Prayuth pun merupakan sosok yang melakukan kudeta untuk mendapatkan posisinya saat ini. Dia menggulingkan perdana menteri terpilih pada 2014 dan tetap menjabat setelah pemilu 2019 yang menurut beberapa pesaingnya penuh penipuan.
"Thailand mendukung proses demokrasi. Sisanya terserah dia bagaimana melanjutkan," ujar Prayuth.
Prayuth menyatakan, selalu mendukung demokrasi di negara tetangga. Meski pemerintah Thailand menolak tuduhan cacat serius dalam pemilihan umum di negaranya sendiri.
Militer Min Aung Hlaing menggulingkan pemimpin sipil terpilih Myanmar Aung San Suu Kyi pada 1 Februari dan menahannya. Peristiwa ini dilakukan dengan tuduhan penipuan dalam pemilu tahun lalu yang dimenangkan partai Suu Kyi secara telak dan komisi pemilihan telah menolak klaim militer tentang kecurangan dalam pemilihan umum.
Baca juga : AS Ajak ASEAN Berikan Sanksi Bagi Myanmar
Sejak kudeta, Myanmar dikejutkan oleh protes terbesar dalam lebih dari satu dekade. Para pendukung Suu Kyi menentang kudeta yang menghentikan transisi tentatif selama satu dekade menuju demokrasi.

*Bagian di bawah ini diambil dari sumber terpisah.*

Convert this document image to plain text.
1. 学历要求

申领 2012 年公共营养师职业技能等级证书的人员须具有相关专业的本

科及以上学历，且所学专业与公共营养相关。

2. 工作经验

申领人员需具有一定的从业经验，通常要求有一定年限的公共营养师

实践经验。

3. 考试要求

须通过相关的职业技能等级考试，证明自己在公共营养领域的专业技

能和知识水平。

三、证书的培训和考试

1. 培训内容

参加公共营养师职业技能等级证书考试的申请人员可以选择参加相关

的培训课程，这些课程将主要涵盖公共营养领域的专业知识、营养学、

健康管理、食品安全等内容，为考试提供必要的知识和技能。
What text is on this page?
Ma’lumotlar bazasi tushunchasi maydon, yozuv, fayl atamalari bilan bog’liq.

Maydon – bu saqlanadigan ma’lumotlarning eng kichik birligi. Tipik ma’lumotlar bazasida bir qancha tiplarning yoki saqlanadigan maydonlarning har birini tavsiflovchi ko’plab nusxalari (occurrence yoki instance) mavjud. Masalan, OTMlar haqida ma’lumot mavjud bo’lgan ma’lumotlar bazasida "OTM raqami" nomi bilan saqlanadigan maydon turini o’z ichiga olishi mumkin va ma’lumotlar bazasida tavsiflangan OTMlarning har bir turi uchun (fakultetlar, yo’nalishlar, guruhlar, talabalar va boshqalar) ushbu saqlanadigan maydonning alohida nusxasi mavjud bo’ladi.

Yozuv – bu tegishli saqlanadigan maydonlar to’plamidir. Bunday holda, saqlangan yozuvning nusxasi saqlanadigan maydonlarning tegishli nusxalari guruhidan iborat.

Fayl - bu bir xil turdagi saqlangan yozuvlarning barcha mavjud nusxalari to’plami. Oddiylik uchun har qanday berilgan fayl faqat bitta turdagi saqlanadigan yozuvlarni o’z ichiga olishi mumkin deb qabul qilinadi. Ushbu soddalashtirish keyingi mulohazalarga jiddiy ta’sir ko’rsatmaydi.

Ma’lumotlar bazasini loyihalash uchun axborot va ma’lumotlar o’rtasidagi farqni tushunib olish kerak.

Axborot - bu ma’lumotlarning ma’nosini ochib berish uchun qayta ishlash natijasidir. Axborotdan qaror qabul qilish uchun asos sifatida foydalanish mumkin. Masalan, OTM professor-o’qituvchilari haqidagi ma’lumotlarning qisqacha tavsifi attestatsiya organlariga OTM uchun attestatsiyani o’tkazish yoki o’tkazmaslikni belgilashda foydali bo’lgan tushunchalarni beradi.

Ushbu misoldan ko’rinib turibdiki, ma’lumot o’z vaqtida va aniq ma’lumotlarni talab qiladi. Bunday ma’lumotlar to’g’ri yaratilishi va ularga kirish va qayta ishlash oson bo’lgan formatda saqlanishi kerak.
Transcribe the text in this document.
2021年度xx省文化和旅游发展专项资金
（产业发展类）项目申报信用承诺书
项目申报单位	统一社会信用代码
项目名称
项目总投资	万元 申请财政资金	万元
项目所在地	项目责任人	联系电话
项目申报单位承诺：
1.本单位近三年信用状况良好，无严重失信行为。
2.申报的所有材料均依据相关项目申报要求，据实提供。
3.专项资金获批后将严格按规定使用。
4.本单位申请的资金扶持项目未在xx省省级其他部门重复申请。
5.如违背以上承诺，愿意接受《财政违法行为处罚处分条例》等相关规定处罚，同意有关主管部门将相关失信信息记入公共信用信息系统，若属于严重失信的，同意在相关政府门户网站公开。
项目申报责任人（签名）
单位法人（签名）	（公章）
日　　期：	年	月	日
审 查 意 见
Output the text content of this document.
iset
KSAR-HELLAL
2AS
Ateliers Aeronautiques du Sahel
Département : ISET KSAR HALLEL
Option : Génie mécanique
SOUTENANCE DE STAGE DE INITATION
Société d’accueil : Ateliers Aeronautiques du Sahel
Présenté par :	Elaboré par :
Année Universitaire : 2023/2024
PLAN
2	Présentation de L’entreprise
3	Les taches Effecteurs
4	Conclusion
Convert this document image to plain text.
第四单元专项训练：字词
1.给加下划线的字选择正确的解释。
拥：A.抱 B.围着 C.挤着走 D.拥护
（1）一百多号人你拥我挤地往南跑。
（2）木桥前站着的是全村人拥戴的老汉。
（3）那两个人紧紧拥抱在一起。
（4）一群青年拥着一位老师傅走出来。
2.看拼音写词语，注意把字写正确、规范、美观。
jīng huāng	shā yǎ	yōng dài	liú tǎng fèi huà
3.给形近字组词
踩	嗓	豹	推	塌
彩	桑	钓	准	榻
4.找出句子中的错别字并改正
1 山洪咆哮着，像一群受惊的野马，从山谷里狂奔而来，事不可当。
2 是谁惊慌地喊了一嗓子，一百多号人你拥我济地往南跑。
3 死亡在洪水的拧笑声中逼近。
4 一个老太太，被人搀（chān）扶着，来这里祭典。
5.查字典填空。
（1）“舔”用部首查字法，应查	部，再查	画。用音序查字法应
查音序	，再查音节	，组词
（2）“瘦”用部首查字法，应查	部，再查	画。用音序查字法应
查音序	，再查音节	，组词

Sedangkan Thailand menyaksikan protes terbesarnya dalam beberapa dekade tahun lalu ketika lawan Prayuth menuntut agar dia mundur, menuduhnya merekayasa pemilu terakhir untuk melanjutkan dominasi politik Thailand oleh tentara dan monarki. Dia menyangkal adanya gangguan.